Un hombre cualquiera se sienta a observar el trajín de las casetas de la feria del libro de Madrid.
Una leve brisa mueve las hojas de un libro abierto; quizás un alma lectora sin cuerpo, pero con una vivaz ansia literaria. El murmullo de compradores y curiosos se entremezcla con las tertulias de carboneros, gorriones y herrerillos. Estos se alzan entre acacias, arces y robles cuyo agitar de hojas recuerdan al lejano mar. A sus pies la playa se escribe entre portadas, sinopsis y dedicatorias. Estás últimas líneas del libro se hacen a mano alzada por inspiración única e intransferible de la lectora hacia el escritor. Lal misma que espera anhelante en la fila a que su ejemplar se convierta en único.

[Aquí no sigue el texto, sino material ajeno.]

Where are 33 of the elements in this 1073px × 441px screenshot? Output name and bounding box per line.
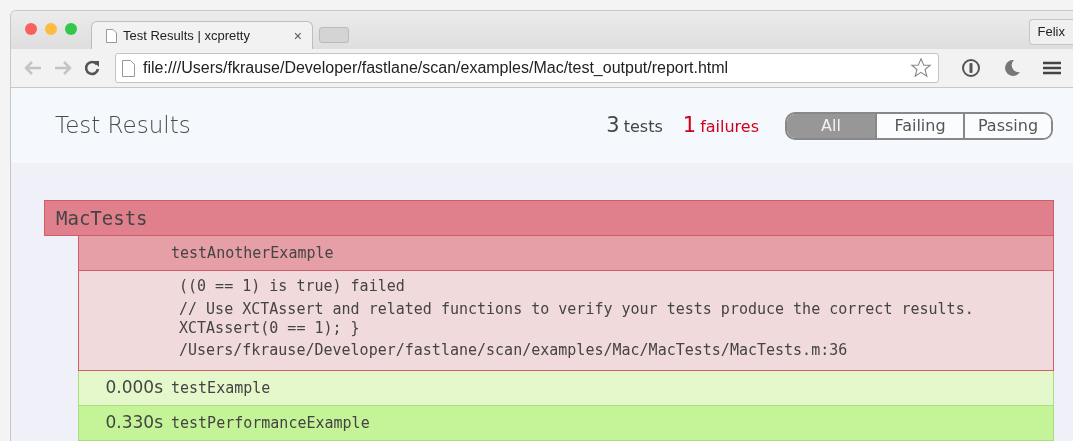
suite-name: MacTests (56, 205, 148, 231)
star-icon[interactable] (910, 57, 932, 80)
test-duration: 0.000s (104, 376, 164, 400)
test-name: testPerformanceExample (171, 412, 370, 434)
test-duration: 0.330s (104, 411, 164, 435)
tests-label: tests (623, 115, 663, 138)
code-snippet: // Use XCTAssert and related functions to verify your tests produce the correct results. XCTAssert(0 == 1); } (179, 299, 975, 338)
test-name: testAnotherExample (171, 242, 334, 264)
test-row[interactable]: 0.330s testPerformanceExample (78, 406, 1054, 441)
page-icon (106, 29, 117, 43)
test-row[interactable]: testAnotherExample (78, 236, 1054, 271)
close-tab-button[interactable]: × (293, 29, 302, 43)
browser-tab[interactable]: Test Results | xcpretty × (91, 21, 313, 50)
test-name: testExample (171, 377, 271, 399)
minimize-button[interactable] (45, 23, 57, 36)
new-tab-button[interactable] (319, 27, 349, 44)
close-button[interactable] (25, 23, 37, 36)
filter-tab[interactable]: Passing (963, 113, 1051, 138)
failures-label: failures (700, 115, 759, 138)
test-row[interactable]: 0.000s testExample (78, 371, 1054, 406)
failure-reason: ((0 == 1) is true) failed (179, 277, 406, 296)
address-text: file:///Users/fkrause/Developer/fastlane/scan/examples/Mac/test_output/report.html (143, 58, 730, 79)
zoom-button[interactable] (65, 23, 77, 36)
failures-count: 1 (682, 111, 697, 139)
profile-button[interactable]: Felix (1028, 19, 1073, 46)
address-bar[interactable]: file:///Users/fkrause/Developer/fastlane/scan/examples/Mac/test_output/report.html (115, 53, 939, 84)
tab-title: Test Results | xcpretty (123, 27, 251, 46)
tests-count: 3 (606, 111, 620, 139)
suite-header[interactable]: MacTests (44, 200, 1054, 236)
filter-tab[interactable]: Failing (875, 113, 963, 138)
page-icon (122, 59, 135, 77)
page-title: Test Results (55, 111, 191, 140)
failure-location: /Users/fkrause/Developer/fastlane/scan/examples/Mac/MacTests/MacTests.m:36 (179, 341, 849, 360)
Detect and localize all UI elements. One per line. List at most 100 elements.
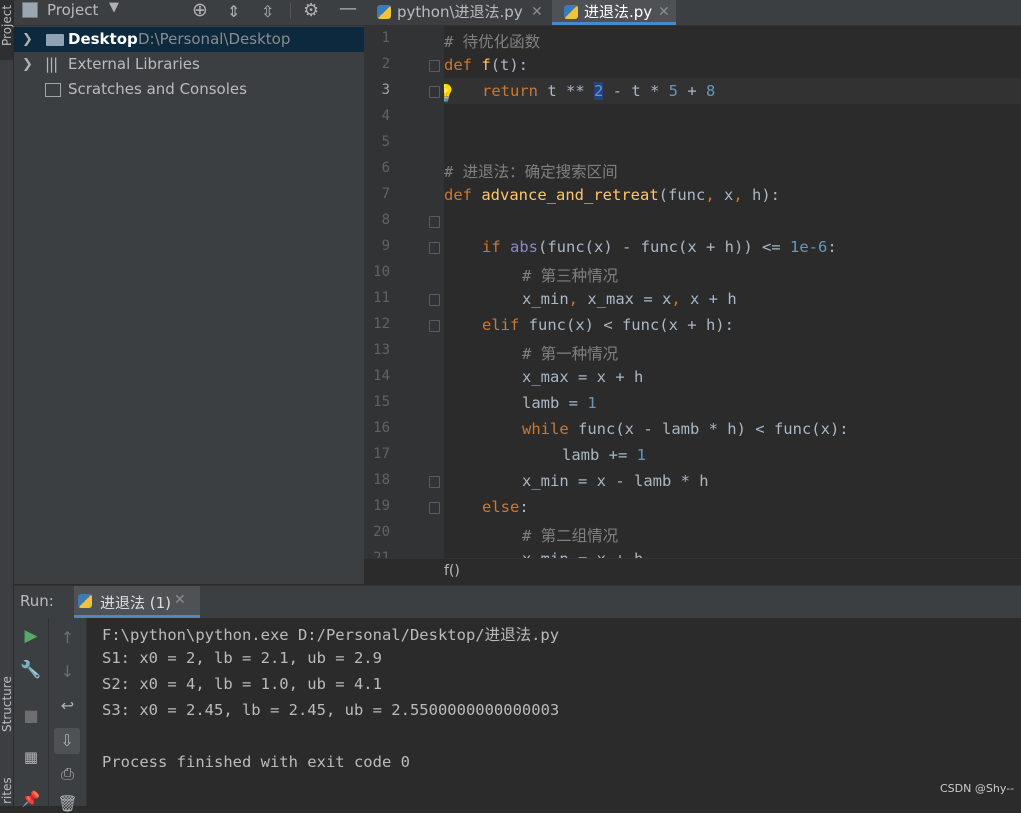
code-line-13: # 第一种情况	[522, 345, 619, 363]
python-file-icon	[377, 5, 391, 19]
tree-item-scratches[interactable]: Scratches and Consoles	[14, 77, 364, 102]
run-tab[interactable]: 进退法 (1) ✕	[74, 586, 200, 618]
line-number: 6	[381, 160, 390, 176]
favorites-tool-tab[interactable]: rites	[0, 770, 14, 806]
tree-item-desktop[interactable]: ❯ Desktop D:\Personal\Desktop	[14, 27, 364, 52]
close-icon[interactable]: ✕	[658, 0, 670, 24]
tree-item-path: D:\Personal\Desktop	[138, 30, 291, 48]
code-line-10: # 第三种情况	[522, 267, 619, 285]
console-line: F:\python\python.exe D:/Personal/Desktop…	[102, 626, 560, 644]
breadcrumb-bar: f()	[364, 558, 1021, 585]
favorites-tool-label: rites	[0, 777, 14, 804]
tree-item-label: External Libraries	[68, 55, 200, 73]
line-number: 16	[373, 420, 390, 436]
watermark: CSDN @Shy--	[940, 782, 1015, 795]
console-line: Process finished with exit code 0	[102, 753, 410, 771]
console-line: S3: x0 = 2.45, lb = 2.45, ub = 2.5500000…	[102, 701, 560, 719]
chevron-right-icon[interactable]: ❯	[22, 52, 33, 77]
fold-marker-icon[interactable]	[429, 242, 440, 254]
fold-marker-icon[interactable]	[429, 320, 440, 332]
run-toolbar-primary: ▶ 🔧 ■ ▦ 📌	[14, 618, 49, 808]
fold-marker-icon[interactable]	[429, 60, 440, 72]
line-number: 20	[373, 524, 390, 540]
fold-marker-icon[interactable]	[429, 216, 440, 228]
lightbulb-icon[interactable]: 💡	[444, 84, 456, 104]
editor-gutter: 1 2 3 4 5 6 7 8 9 10 11 12 13 14 15 16 1…	[364, 26, 444, 566]
project-tree: ❯ Desktop D:\Personal\Desktop ❯ ||| Exte…	[14, 26, 364, 584]
run-console[interactable]: F:\python\python.exe D:/Personal/Desktop…	[87, 618, 1021, 806]
code-line-2: def f(t):	[444, 56, 529, 74]
tree-item-label: Desktop	[68, 30, 138, 48]
line-number: 12	[373, 316, 390, 332]
code-line-16: while func(x - lamb * h) < func(x):	[522, 420, 849, 438]
arrow-up-icon[interactable]: ↑	[49, 628, 86, 647]
line-number: 2	[381, 56, 390, 72]
code-line-18: x_min = x - lamb * h	[522, 472, 709, 490]
project-pane-header: Project ▼ ⊕ ⇕ ⇳ ⚙ —	[14, 0, 364, 26]
arrow-down-icon[interactable]: ↓	[49, 662, 86, 681]
tree-item-external-libraries[interactable]: ❯ ||| External Libraries	[14, 52, 364, 77]
tree-item-label: Scratches and Consoles	[68, 80, 247, 98]
tab-python-jintuifa[interactable]: python\进退法.py ✕	[364, 0, 550, 25]
folder-icon	[46, 34, 64, 46]
code-line-14: x_max = x + h	[522, 368, 644, 386]
close-icon[interactable]: ✕	[531, 0, 543, 24]
soft-wrap-icon[interactable]: ↩	[49, 696, 86, 715]
project-pane-title[interactable]: Project	[47, 0, 98, 20]
close-icon[interactable]: ✕	[174, 592, 186, 608]
libraries-icon: |||	[45, 55, 58, 73]
chevron-right-icon[interactable]: ❯	[22, 27, 33, 52]
scroll-to-end-icon: ⇩	[60, 731, 74, 750]
pin-icon[interactable]: 📌	[14, 790, 48, 808]
editor-tab-bar: python\进退法.py ✕ 进退法.py ✕	[364, 0, 1021, 26]
line-number: 19	[373, 498, 390, 514]
code-line-1: # 待优化函数	[444, 33, 541, 51]
line-number: 8	[381, 212, 390, 228]
fold-marker-icon[interactable]	[429, 476, 440, 488]
code-line-12: elif func(x) < func(x + h):	[482, 316, 734, 334]
code-line-15: lamb = 1	[522, 394, 597, 412]
code-line-11: x_min, x_max = x, x + h	[522, 290, 737, 308]
code-editor[interactable]: 💡 # 待优化函数 def f(t): return t ** 2 - t * …	[444, 26, 1021, 558]
run-panel-header: Run: 进退法 (1) ✕	[14, 585, 1021, 619]
stop-icon[interactable]: ■	[14, 706, 48, 725]
line-number: 7	[381, 186, 390, 202]
trash-icon[interactable]: 🗑	[49, 794, 86, 813]
line-number: 9	[381, 238, 390, 254]
fold-marker-icon[interactable]	[429, 502, 440, 514]
project-tool-tab[interactable]: Project	[0, 0, 14, 60]
project-view-icon	[22, 2, 38, 18]
line-number-current: 3	[381, 82, 390, 98]
gear-icon[interactable]: ⚙	[303, 0, 319, 21]
fold-marker-icon[interactable]	[429, 86, 440, 98]
line-number: 17	[373, 446, 390, 462]
hide-icon[interactable]: —	[339, 0, 357, 19]
print-icon[interactable]: ⎙	[49, 764, 86, 784]
divider	[290, 3, 291, 19]
breadcrumb[interactable]: f()	[444, 563, 460, 579]
scroll-to-end-button[interactable]: ⇩	[54, 728, 80, 754]
expand-all-icon[interactable]: ⇕	[227, 2, 240, 21]
line-number: 11	[373, 290, 390, 306]
line-number: 15	[373, 394, 390, 410]
console-line: S2: x0 = 4, lb = 1.0, ub = 4.1	[102, 675, 382, 693]
code-line-17: lamb += 1	[562, 446, 646, 464]
line-number: 18	[373, 472, 390, 488]
structure-tool-tab[interactable]: Structure	[0, 668, 14, 738]
wrench-icon[interactable]: 🔧	[14, 660, 48, 680]
run-tab-label: 进退法 (1)	[100, 594, 172, 612]
project-tool-label: Project	[0, 4, 14, 46]
locate-icon[interactable]: ⊕	[192, 0, 208, 21]
fold-marker-icon[interactable]	[429, 294, 440, 306]
line-number: 10	[373, 264, 390, 280]
python-file-icon	[564, 5, 578, 19]
line-number: 13	[373, 342, 390, 358]
code-line-20: # 第二组情况	[522, 527, 619, 545]
rerun-icon[interactable]: ▶	[14, 626, 48, 646]
tab-jintuifa-active[interactable]: 进退法.py ✕	[552, 0, 676, 25]
layout-icon[interactable]: ▦	[14, 748, 48, 766]
tab-label: 进退法.py	[584, 3, 653, 21]
collapse-all-icon[interactable]: ⇳	[261, 2, 274, 21]
chevron-down-icon[interactable]: ▼	[109, 0, 119, 15]
line-number: 14	[373, 368, 390, 384]
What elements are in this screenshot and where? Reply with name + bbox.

La ávida lectora espera a su turno. Cinco pasos. Seis minutos. Quinientos ochenta y siete latidos. Y, por fin, frente a su autor se encuentran la mirada y la pluma. Él nota su azucarado perfume a mañana de domingo en el hogar. Él percibe el otoñal brillo de su mirada que solea entre la incesante lluvia de noviembre. Él también se pierde entre el retorcido infinito de las tramas azabaches de sus cabellos. Al otro lado de la mesa, ella observa lo afilado de su mordida para cazar al vuelo un buen argumento. Ella advierte lo despistado de su sonrisa ante la tormenta de ideas que ruge entre sus sienes. Ella también siente la fortaleza de su diestra al redactar las últimas líneas de su obra. Ambos se miran y se despiden con la esperanza de reencontrarse nuevamente por primera vez, como cada año.
Y así un hombre cualquiera se retira entre los árboles del parque que seguirán presenciando historias, pero que nunca serán pasto de unas páginas manuscritas.